Page 39 of Coldest Claws

“I do now.”

There’s that scrape again, the one that rubs me raw, knowing that she’d have fucked any monster to survive. “But I’m not me,” I grit out.

I’m a collection of parts glued together with the need to live, and shaped by the memories I’ve forgotten. How can I go back when I don’t remember who I was? Or who I wanted to be? I must have had hopes and dreams, even if they were out of reach.

She steps in front of me. “No, you aren’t. And you won’t be him again either, and that’s okay. You can decide who you want to be. What do you hold on to and what do you let go of?”

The breeze whips her hair around her face. She’s not the girl I knew in high school. She never talked about monsters. She would have never looked at me, in this body, the way Julie is looking at me now, like she actually cares what happens.

I want to believe that she does.

Even if I die trying to reach the center, at least I will have died doing something other than killing to pass the time. I have a purpose.

I have a purposeandI have a name.

My face burns as bone and muscle move and reshape. Into something worse? Or something human?

Then a smile forms. At least I think it’s a smile. It’s been so long…

Julie gasps, her eyes bright. Then she steps forward and reaches up onto her toes as though to kiss me. I bend my head to claim her lips and, in that moment, I am Michael again. I can feel him wondering if he’ll be able to make it last more than a night, worrying if she’ll grow bored, and what she’ll tell her friends.

My lips move against hers, tentatively at first like I need to remember what it means to have lips. I don’t even want to question why they are back. I just want to enjoy the way her mouth feels against mine. The taste of her tongue.

Then I remember my sharp teeth.

They are still sharp, and I don’t want to cut her. I draw back, expecting mouth and jaw to burn and take on another form, like that small moment is all I am allowed. But nothing happens.

Her hand brushes my cheek. “I think you’ll make it home, Michael.”

And this time I don’t flinch at her use of my name.

18

Julie/Prey

The sky over Under is a soft lilac rippled with a sickly yellow. It’s light even though there’s no sun and no moon and no stars. I guess one night has passed, but how long I’ve been missing from my world, I don’t know.

Have I already lost my job and my apartment?

Are people searching or have they already given up?

I push those thoughts aside before they can gain hold and be twisted against me. All I need to worry about right now is getting to the center. When I get there, that’s a different problem.

Assuming I get there.

All I can do is take one step at a time and keep moving. If I think too far ahead, I’ll be crushed with what I need to do.
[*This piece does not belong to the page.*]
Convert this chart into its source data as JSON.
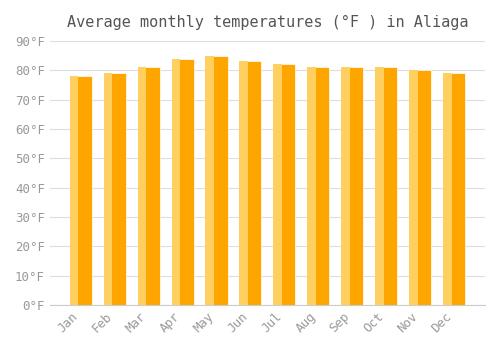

Because even though I know I’ll need more than Michael and Tail to protect and help me, adding more seems dangerous—to me and them.
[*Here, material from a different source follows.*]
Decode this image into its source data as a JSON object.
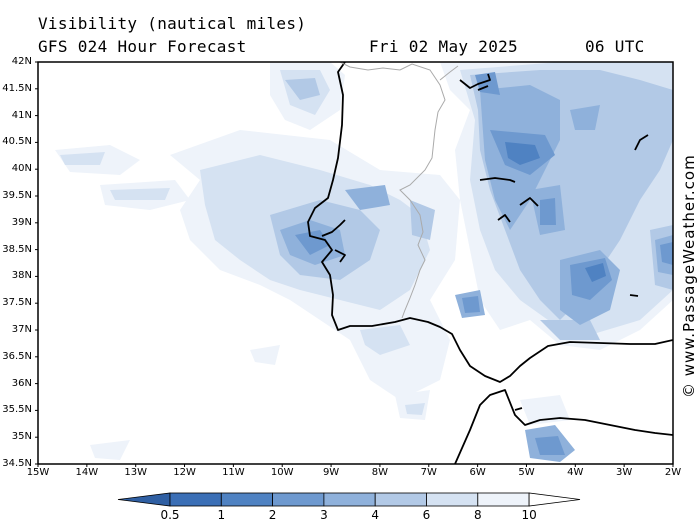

Michael’s hand is firm around mine. I steal another glance; without the muzzle, he is more human despite all the horns and the two hooves instead of feet. But even with most of his face back, I wouldn’t have recognized him when he stood at the edge of the puddle.

He is too other. I hope we find a way home, and that this is the start of a second chance.

I’ll prove to Gran that being taken to Under doesn’t have to be forever. Everyone can change, for good and bad, and back again. Nothing is permanent and everyone gets a second, or third, chance if they can stomach the cost of the changes.

“You don’t mind that I used your name?”

He is silent for half a dozen steps. “I do, but I need to become used to hearing it. I should want to hear it, but a part of me doesn’t want to remember because of the pain of the memories, and the changes that will follow.”

I can’t imagine wanting to stay monstrous, but the fear of who he was and the other things he will remember must grip him tight. “You could always pick a new name.”